Pharmasset, Inc., Princeton, NJ 08540, USA.
Future Med Chem. 2009 Nov;1(8):1429-52. doi: 10.4155/fmc.09.88.
Chronic hepatitis C virus (HCV) infection is a global health problem, with over 170 million people infected worldwide. The current therapy, pegylated interferon (PEG-IFN) plus ribavirin (RBV), provides only approximately a 40% sustained virological response (undetectable HCV RNA for greater than 24 weeks after cessation of therapy), in genotype 1-infected individuals. In addition to the limited sustained virological response, PEG-IFN/RBV treatment is associated with serious adverse effects. Nucleosides have long been the cornerstone of antiviral therapy because of their proven efficacy and high barrier to resistance. Through the use of surrogate viruses or the HCV subgenomic replicon, several classes of nucleoside analogs or their monophosphate prodrugs have been identified that inhibit HCV RNA replication. Nucleoside analogs that possess the 2´-C-methyl modification vary in their ability to be phosphorylated and to act as alternative substrate inhibitors of the HCV RNA polymerase. Herein, we discuss various classes of nucleoside inhibitors, with a focus on available structure-activity relationships, their mode of action and resistance profile.

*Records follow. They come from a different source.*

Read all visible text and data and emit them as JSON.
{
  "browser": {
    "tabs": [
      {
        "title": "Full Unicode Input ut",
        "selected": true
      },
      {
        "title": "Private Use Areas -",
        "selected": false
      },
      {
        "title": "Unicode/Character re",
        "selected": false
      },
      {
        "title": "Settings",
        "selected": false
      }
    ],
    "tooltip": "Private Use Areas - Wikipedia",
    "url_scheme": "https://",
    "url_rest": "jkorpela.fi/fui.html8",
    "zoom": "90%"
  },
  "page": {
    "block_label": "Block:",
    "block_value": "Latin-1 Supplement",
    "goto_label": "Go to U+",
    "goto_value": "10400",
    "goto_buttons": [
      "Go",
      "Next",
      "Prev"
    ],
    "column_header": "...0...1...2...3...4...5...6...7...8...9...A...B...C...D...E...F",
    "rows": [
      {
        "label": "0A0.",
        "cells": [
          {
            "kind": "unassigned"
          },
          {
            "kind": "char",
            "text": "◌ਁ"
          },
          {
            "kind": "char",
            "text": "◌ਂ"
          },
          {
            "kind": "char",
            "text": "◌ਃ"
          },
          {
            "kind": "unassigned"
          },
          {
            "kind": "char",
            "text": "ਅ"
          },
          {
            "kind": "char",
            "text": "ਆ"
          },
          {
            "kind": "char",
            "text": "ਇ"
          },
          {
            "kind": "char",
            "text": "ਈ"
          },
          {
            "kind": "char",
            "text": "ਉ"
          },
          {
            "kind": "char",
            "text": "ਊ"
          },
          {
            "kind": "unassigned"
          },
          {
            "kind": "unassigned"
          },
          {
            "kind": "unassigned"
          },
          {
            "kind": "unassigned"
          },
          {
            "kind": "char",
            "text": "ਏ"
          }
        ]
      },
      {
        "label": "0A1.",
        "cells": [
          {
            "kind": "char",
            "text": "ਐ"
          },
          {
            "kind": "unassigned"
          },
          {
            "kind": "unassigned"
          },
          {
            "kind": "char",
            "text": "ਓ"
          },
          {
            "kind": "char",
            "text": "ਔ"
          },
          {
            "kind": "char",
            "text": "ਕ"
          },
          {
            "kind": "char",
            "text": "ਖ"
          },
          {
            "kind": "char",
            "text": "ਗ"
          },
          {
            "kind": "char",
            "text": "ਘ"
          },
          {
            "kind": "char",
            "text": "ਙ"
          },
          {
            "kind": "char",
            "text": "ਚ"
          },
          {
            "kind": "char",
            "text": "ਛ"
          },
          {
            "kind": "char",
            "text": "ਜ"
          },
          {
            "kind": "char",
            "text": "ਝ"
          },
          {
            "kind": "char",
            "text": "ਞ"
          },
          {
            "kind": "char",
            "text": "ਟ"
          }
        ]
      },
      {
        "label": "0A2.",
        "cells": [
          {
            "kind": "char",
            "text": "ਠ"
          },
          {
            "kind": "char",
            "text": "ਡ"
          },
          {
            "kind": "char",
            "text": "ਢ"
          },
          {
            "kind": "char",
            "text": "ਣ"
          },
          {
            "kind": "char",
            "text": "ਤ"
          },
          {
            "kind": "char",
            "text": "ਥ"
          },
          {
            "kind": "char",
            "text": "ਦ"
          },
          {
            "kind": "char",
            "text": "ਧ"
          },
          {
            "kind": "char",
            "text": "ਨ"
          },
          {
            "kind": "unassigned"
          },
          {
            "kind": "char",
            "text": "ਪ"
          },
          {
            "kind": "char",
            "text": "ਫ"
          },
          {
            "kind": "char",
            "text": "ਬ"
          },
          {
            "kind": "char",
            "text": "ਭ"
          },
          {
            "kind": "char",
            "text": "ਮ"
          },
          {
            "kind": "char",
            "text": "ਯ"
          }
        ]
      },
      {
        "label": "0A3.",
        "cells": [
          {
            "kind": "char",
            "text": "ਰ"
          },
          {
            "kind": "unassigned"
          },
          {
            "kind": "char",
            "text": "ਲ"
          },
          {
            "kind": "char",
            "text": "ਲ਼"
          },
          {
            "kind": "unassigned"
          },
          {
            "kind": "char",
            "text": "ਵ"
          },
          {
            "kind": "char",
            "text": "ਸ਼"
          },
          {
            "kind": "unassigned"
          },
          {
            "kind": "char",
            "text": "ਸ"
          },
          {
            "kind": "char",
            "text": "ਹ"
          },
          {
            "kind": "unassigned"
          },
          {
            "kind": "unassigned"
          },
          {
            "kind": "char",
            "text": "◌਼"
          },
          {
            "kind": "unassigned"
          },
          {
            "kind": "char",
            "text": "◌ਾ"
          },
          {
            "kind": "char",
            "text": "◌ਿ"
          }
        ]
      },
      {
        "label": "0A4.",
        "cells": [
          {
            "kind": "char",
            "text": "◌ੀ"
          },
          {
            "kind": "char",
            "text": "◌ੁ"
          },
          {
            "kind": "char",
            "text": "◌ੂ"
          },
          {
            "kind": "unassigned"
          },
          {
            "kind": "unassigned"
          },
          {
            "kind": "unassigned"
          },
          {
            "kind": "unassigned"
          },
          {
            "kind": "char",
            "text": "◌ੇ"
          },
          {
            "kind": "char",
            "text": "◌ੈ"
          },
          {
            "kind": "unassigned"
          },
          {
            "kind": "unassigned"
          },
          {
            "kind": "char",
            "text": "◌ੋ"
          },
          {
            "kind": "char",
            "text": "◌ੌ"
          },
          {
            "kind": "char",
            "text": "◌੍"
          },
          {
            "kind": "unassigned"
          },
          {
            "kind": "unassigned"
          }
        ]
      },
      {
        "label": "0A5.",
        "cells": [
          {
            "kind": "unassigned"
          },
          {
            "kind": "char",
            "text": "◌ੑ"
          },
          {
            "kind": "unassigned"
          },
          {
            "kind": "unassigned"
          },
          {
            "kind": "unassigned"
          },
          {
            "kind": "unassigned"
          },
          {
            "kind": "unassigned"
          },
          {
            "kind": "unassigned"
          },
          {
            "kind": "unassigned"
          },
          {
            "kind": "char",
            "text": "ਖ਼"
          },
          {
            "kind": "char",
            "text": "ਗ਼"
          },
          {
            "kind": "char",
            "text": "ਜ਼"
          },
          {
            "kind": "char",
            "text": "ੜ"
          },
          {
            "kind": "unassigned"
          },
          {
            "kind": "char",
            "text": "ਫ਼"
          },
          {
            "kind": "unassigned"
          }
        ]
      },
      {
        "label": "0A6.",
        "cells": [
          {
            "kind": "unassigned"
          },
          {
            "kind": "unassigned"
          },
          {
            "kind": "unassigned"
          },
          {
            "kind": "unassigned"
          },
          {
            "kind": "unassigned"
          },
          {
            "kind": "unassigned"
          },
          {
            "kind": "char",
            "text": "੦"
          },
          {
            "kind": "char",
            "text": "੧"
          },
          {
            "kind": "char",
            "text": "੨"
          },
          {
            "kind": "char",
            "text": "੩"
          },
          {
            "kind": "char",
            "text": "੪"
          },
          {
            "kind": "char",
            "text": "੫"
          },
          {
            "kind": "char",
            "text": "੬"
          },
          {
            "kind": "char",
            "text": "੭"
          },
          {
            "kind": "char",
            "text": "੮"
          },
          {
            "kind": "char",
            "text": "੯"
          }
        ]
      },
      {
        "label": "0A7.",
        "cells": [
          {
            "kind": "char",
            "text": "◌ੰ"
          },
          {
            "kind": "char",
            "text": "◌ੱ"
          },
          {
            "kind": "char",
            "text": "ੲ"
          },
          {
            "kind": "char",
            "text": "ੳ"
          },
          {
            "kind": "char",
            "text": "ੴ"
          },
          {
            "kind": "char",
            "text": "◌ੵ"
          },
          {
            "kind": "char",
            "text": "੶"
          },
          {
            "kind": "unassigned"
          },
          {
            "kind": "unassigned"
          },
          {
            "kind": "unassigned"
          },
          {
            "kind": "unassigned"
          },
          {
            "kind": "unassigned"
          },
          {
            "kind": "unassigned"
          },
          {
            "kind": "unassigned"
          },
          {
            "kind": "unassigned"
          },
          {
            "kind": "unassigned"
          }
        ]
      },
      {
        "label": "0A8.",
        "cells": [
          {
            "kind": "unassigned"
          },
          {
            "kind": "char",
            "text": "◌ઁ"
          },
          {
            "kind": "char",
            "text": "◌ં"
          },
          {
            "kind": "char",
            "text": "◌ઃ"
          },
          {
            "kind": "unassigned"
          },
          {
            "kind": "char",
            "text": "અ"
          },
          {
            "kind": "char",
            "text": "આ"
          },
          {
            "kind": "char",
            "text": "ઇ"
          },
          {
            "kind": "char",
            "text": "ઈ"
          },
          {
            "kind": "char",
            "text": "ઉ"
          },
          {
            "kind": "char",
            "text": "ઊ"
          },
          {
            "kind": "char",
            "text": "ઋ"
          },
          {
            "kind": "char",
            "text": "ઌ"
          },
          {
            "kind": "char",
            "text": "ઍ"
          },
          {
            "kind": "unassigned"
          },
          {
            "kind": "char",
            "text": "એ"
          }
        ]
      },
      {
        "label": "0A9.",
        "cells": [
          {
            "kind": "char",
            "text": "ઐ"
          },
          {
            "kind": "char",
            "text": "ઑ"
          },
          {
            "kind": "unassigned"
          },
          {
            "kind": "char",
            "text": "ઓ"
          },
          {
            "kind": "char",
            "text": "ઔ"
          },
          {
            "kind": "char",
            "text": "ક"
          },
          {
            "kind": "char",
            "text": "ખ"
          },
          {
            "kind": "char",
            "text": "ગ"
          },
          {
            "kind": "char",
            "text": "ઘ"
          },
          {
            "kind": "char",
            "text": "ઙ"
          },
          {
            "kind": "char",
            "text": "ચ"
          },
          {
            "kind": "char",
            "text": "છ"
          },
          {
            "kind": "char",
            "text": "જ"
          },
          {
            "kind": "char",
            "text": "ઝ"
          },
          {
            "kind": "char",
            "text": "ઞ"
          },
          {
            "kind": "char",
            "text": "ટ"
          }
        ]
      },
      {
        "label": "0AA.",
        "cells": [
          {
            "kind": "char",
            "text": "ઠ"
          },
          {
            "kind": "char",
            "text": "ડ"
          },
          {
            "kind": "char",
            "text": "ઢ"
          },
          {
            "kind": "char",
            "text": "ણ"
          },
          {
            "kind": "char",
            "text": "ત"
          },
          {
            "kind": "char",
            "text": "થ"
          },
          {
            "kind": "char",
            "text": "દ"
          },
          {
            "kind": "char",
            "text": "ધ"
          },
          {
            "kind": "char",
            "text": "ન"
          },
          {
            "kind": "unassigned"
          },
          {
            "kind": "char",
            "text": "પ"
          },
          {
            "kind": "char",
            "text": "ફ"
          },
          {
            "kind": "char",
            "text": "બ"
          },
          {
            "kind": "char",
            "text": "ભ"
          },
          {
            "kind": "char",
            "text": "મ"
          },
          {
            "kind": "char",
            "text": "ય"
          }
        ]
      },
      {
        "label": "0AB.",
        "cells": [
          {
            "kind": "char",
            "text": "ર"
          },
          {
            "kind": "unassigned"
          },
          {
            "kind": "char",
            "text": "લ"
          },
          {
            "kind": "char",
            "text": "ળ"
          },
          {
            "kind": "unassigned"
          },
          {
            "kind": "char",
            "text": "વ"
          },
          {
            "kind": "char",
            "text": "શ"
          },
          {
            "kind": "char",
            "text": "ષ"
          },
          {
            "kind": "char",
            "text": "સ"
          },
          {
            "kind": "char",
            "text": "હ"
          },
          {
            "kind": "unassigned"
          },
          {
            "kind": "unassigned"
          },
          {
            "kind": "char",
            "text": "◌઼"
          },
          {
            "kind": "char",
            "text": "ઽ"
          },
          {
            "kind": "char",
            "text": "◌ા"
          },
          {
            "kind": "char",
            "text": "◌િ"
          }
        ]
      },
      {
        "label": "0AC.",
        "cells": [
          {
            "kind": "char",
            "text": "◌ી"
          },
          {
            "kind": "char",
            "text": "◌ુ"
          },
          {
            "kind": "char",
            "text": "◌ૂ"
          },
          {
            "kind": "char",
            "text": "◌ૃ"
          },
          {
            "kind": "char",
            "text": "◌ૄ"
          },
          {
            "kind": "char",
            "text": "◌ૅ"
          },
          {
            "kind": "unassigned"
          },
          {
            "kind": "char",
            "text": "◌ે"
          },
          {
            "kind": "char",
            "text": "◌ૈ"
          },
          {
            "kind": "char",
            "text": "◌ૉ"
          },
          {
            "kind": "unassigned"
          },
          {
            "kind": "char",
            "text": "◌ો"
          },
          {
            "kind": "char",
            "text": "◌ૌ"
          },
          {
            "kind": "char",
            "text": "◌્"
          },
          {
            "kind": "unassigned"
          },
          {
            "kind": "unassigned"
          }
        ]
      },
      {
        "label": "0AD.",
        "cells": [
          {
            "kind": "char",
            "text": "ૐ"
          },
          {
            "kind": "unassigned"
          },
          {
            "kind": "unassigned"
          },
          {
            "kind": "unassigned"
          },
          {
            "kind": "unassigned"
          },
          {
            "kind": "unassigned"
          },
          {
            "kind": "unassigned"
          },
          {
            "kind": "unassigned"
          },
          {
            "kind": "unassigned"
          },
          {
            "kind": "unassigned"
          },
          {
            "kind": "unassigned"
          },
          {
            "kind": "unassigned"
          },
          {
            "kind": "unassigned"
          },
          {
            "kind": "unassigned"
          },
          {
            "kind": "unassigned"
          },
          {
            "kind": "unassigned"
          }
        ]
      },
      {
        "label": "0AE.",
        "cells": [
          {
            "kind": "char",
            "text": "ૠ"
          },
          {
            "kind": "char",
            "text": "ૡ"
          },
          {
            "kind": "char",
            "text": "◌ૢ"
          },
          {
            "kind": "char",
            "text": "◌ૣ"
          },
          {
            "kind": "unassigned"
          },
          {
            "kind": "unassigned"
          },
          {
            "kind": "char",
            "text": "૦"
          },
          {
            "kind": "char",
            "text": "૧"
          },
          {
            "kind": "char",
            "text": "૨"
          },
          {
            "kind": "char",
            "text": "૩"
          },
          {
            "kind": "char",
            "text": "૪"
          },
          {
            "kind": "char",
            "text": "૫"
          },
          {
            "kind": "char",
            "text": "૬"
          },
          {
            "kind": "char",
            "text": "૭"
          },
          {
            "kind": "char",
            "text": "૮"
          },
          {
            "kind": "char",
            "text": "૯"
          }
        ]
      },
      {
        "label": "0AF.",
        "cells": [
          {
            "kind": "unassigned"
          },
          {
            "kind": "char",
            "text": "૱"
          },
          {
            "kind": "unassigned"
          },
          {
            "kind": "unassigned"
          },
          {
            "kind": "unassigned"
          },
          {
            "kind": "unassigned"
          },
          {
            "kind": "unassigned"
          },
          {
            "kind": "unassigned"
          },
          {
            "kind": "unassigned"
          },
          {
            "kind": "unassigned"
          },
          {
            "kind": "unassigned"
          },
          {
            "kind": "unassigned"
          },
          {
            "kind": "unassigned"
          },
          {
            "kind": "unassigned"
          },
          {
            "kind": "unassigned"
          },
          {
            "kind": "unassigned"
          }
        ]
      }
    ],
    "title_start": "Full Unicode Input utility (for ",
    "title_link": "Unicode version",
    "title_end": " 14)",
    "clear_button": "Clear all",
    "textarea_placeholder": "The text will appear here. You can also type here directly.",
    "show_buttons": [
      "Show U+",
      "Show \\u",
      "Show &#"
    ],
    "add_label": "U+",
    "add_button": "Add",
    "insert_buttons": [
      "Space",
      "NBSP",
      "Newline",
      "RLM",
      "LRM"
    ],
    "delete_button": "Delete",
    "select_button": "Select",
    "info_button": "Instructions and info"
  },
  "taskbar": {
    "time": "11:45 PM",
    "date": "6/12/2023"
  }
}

慢性丙型肝炎病毒 (HCV) 感染是一个全球性的健康问题,全世界有超过 1.7 亿人感染。目前的治疗方法是聚乙二醇干扰素 (PEG-IFN) 加利巴韦林 (RBV),在感染 1 型 HCV 的个体中,其持续病毒学应答率(治疗停止后 24 周以上 HCV RNA 不可检测)仅约为 40%。除了持续病毒学应答有限外,PEG-IFN/RBV 治疗还会引起严重的不良反应。核苷类药物长期以来一直是抗病毒治疗的基石,因为它们具有已证实的疗效和高耐药屏障。通过使用替代病毒或 HCV 亚基因组复制子,已经确定了几类核苷类似物或其单磷酸前药,它们可以抑制 HCV RNA 复制。具有 2´-C-甲基修饰的核苷类似物在磷酸化能力和作为 HCV RNA 聚合酶的替代底物抑制剂方面存在差异。本文将重点讨论各种类型的核苷抑制剂,包括其现有的结构-活性关系、作用机制和耐药谱。